Relationships between the Kachin and the military are strained not only by the conflict, but also by slow progress in identifying and prosecuting perpetrators of the many documented cases of sexual abuse by Myanmar troops in the region. Two Kachin Baptist women teachers were raped and murdered in February 2015, and no-one has ever been tried or convicted for their deaths.
During a visit to the UK parliament in 2016, Cardinal Bo said: “The majority of the Kachin, Chin … and a significant proportion of the Karen, are Christians—and over the decades of armed conflict, the military has turned religion into a tool of oppression.
“In Chin state, for example, crosses have been destroyed and Christians have been forced to construct Buddhist pagodas in their place…. At least 66 churches in Kachin state have been destroyed since the conflict reignited in 2011.”
In Karen, Christians have also been threatened by a spate of Buddhist nationalists illegally building pagodas on church grounds.
“Christianity is viewed by many as a colonial belief after the country was ruled by the British for a century until its independence in 1948. Likewise, the separation of church and state is considered a foreign imposition,” according to AP journalist Julhas Alam.
Around one-sixth of Myanmar’s Christians, who altogether account for around six percent of the population, are Catholics. According to Mariano Soe Naing, a spokesman for Myanmar’s Bishops’ Conference, “there are always challenges to stand up as Catholic and to have strong faith here,” and pressure comes in many different forms.
“To be honest, if you are a Christian in this country, you will never get promoted,” Mariano said. “There are no Catholics in the government administration or in any significant leadership positions.”
According to Benedict Rogers, a human rights activist, Myanmar has seen a “significant rise of religious intolerance, which has come from within society, although there’s evidence … that if not the military as a whole, then elements of the military-backed political parties are also involved in this.”
An example is the extremist Buddhist movement called “Ma Ba Tha” (Committee for the Protection of Race and Religion) which—so far—has mostly targeted Muslim groups in the country through hate speech, but this “has a knock-on effect on Christians as well,” Rogers says.

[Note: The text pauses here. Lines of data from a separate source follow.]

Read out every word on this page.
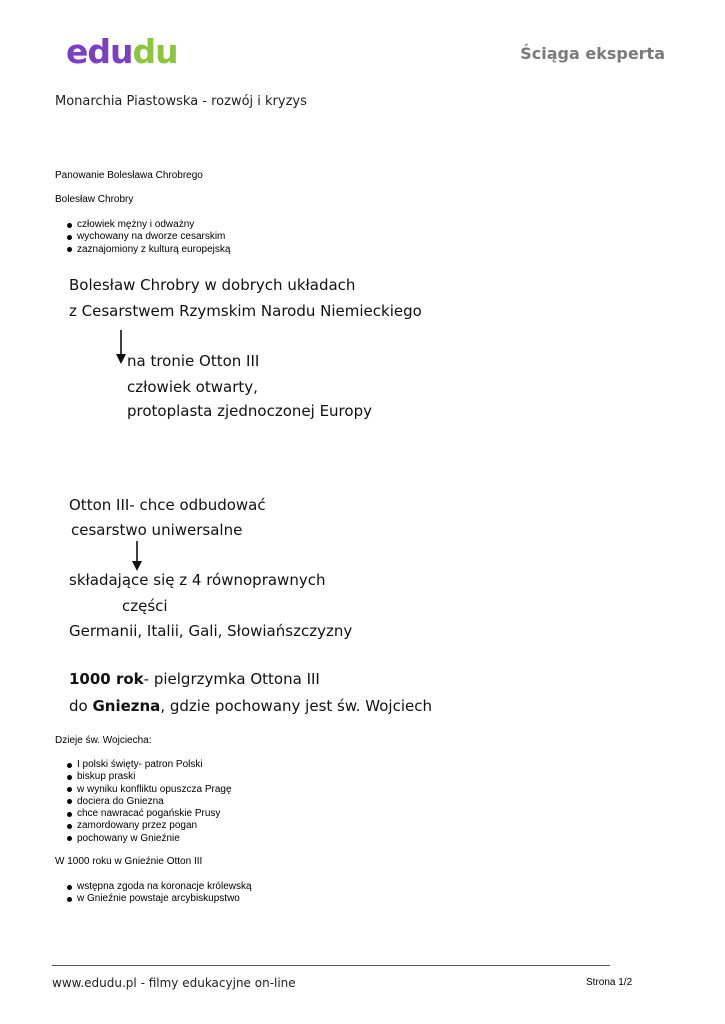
edudu	Ściąga eksperta
Monarchia Piastowska - rozwój i kryzys
Panowanie Bolesława Chrobrego
Bolesław Chrobry
człowiek mężny i odważny
wychowany na dworze cesarskim
zaznajomiony z kulturą europejską
Bolesław Chrobry w dobrych układach
z Cesarstwem Rzymskim Narodu Niemieckiego
na tronie Otton III
człowiek otwarty,
protoplasta zjednoczonej Europy
Otton III- chce odbudować
cesarstwo uniwersalne
składające się z 4 równoprawnych
części
Germanii, Italii, Gali, Słowiańszczyzny
1000 rok- pielgrzymka Ottona III
do Gniezna, gdzie pochowany jest św. Wojciech
Dzieje św. Wojciecha:
I polski święty- patron Polski
biskup praski
w wyniku konfliktu opuszcza Pragę
dociera do Gniezna
chce nawracać pogańskie Prusy
zamordowany przez pogan
pochowany w Gnieźnie
W 1000 roku w Gnieźnie Otton III
wstępna zgoda na koronacje królewską
w Gnieźnie powstaje arcybiskupstwo
www.edudu.pl - filmy edukacyjne on-line	Strona 1/2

“Ma Ba Tha is not just anti-Muslim, it is Buddhist nationalist, so Christians could come increasingly into its focus,” according to Thomas Muller, analyst for the World Watch Research unit of Christian charity Open Doors.
A census, conducted in 2014, showed a rise in the number of Christians (6.2 percent, up from 4.9 percent in 1983) and a fall in the popularity of Buddhism, although 88 percent still identified with the country’s most popular religion.
The delayed release of the census by nearly two years was, some commentators said, to avoid a backlash from nationalists anticipating a sharp rise in non-Buddhist religions, which they feel threaten Myanmar’s Buddhist identity.
Myanmar is No. 28 on Open Doors’s 2017 World Watch List of the 50 countries where Christians are most under pressure for their faith.